Why are COVID-19 vaccine rates lower in some parts of rural Alberta?
Rural areas face longstanding barriers to health-care access
Lower uptake of COVID-19 vaccines in pockets of rural Alberta is likely the result of many factors — not just hesitancy, experts say.
Many Albertans — in both rural communities and cities — have been keen to get shots, and overall vaccine hesitancy is dropping. By Tuesday, more than 50 per cent of Albertans aged 12 and older had been given at least one dose.
But the shots aren't going into arms at the same rate in all parts of the province.
The province's data breaks down Alberta into 132 local geographic areas.
In most areas, between 30 to 49 per cent of the population has had a first dose. The areas with more than 50 per cent were parts of Edmonton and its surrounding communities, along with Calgary and Lethbridge.
All the areas with less than 30 per cent were smaller or rural communities, with the exception of the city of Grande Prairie. Those pockets were spread across different regions, but the lowest by far was 9.9 per cent in northwest Alberta, including the community of La Crete, which has made headlines for resistance to public-health measures.
A different cultural lens
For communities like that, vaccine hesitancy has an ideological component, said University of Lethbridge political science professor Lars Hallstrom. But there are also historical and cultural elements, as well as perspectives shaped by the remoteness of some of these places.
"The challenge in terms of overcoming different forms of vaccine hesitancy, which may significantly precede COVID-19, are really complex questions of science communication," he said. "It's really about dealing with a different cultural and psychological orientation to risk, to health, and to individuality and freedom."
When the illness was slow to spread to rural communities early in the pandemic, Hallstrom said, it fed beliefs that the coronavirus wasn't a major threat, which has led some people to wonder if vaccines are necessary.

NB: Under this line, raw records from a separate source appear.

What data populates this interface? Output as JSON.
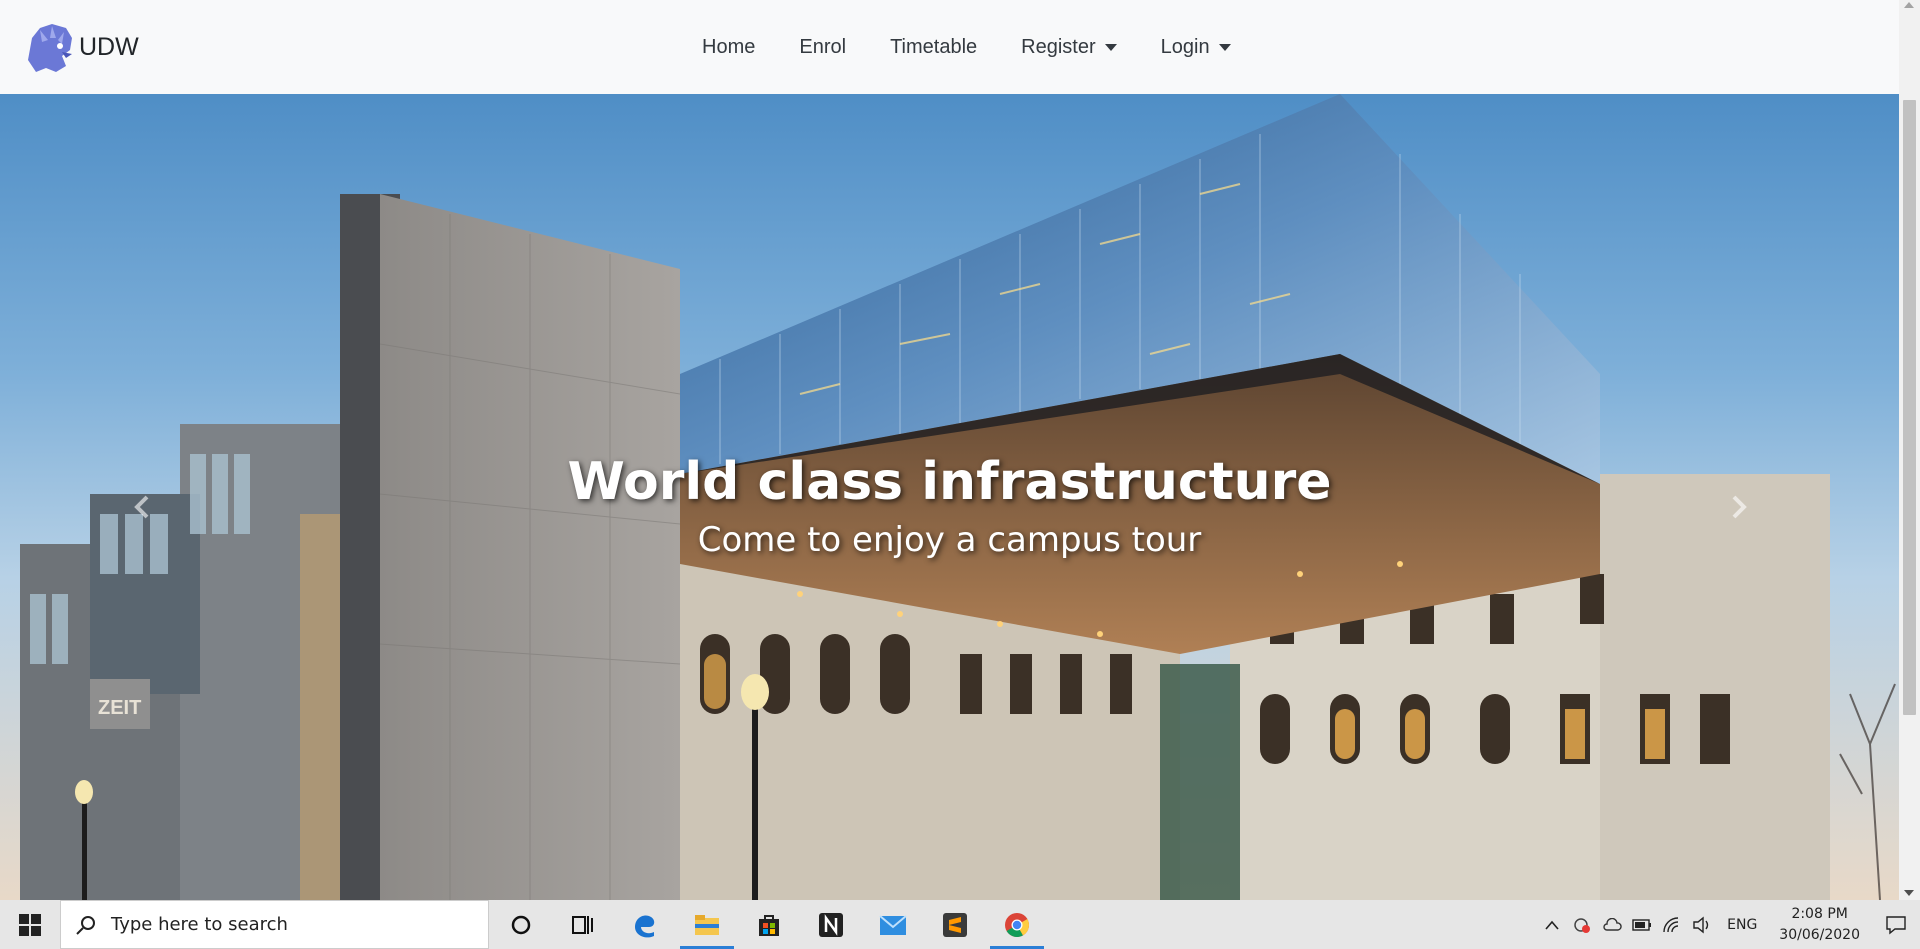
{
  "navbar": {
    "brand": "UDW",
    "links": [
      {
        "label": "Home",
        "dropdown": false
      },
      {
        "label": "Enrol",
        "dropdown": false
      },
      {
        "label": "Timetable",
        "dropdown": false
      },
      {
        "label": "Register",
        "dropdown": true
      },
      {
        "label": "Login",
        "dropdown": true
      }
    ]
  },
  "carousel": {
    "title": "World class infrastructure",
    "subtitle": "Come to enjoy a campus tour",
    "sign_text": "ZEIT"
  },
  "taskbar": {
    "search_placeholder": "Type here to search",
    "language": "ENG",
    "time": "2:08 PM",
    "date": "30/06/2020",
    "apps": [
      "cortana-icon",
      "task-view-icon",
      "edge-icon",
      "file-explorer-icon",
      "store-icon",
      "notion-icon",
      "mail-icon",
      "sublime-icon",
      "chrome-icon"
    ]
  },
  "colors": {
    "accent": "#2b7fd6",
    "navbar_bg": "#f8f9fa"
  }
}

While vaccines can be a hard sell in certain pockets where distrust of politicians, governments, academics, and urbanites run deep, he said, many rural communities face major health-care access issues that urban centres don't.
"This isn't all about attitude and vaccine hesitancy," he said. "There are broader structural issues about not just access to primary health care, but access to comprehensive health services in rural communities more broadly."
Do politics come into it?
There is some research that people more inclined to populist or conservative politics are more likely to be vaccine hesitant, and rural Albertans do skew to the political right, said University of Alberta assistant professor Roman Pabayo.
Pabayo specializes in social epidemiology and has done research in the United States focused on the effects that political party affiliation and ideology can have on long-term health outcomes.
There has been some mixed messaging on COVID-19 from some conservative Alberta politicians throughout the pandemic, including criticism of public-health restrictions. Pabayo said that could be influencing vaccine hesitant attitudes, or could just be a reflection of already existing sentiments in those communities.
"We have these political beliefs as we age, but at the same time they're reinforced by our political leaders." he said. "I do think there's a mixture of both going on here."
He agreed with Hallstrom that a lack of access to health care in rural communities is likely a compounding factor, as are education levels.
Pabayo said there is work public-health officials can do to address vaccine hesitancy among rural populations and other groups, but an effective strategy has been to get people in those communities to champion vaccines and public-health guidelines.
He said his own parents were vaccine hesitant, and he encouraged them to talk to friends and family who'd gotten their shots, which worked.
"That sort of made them a bit more comfortable," he said.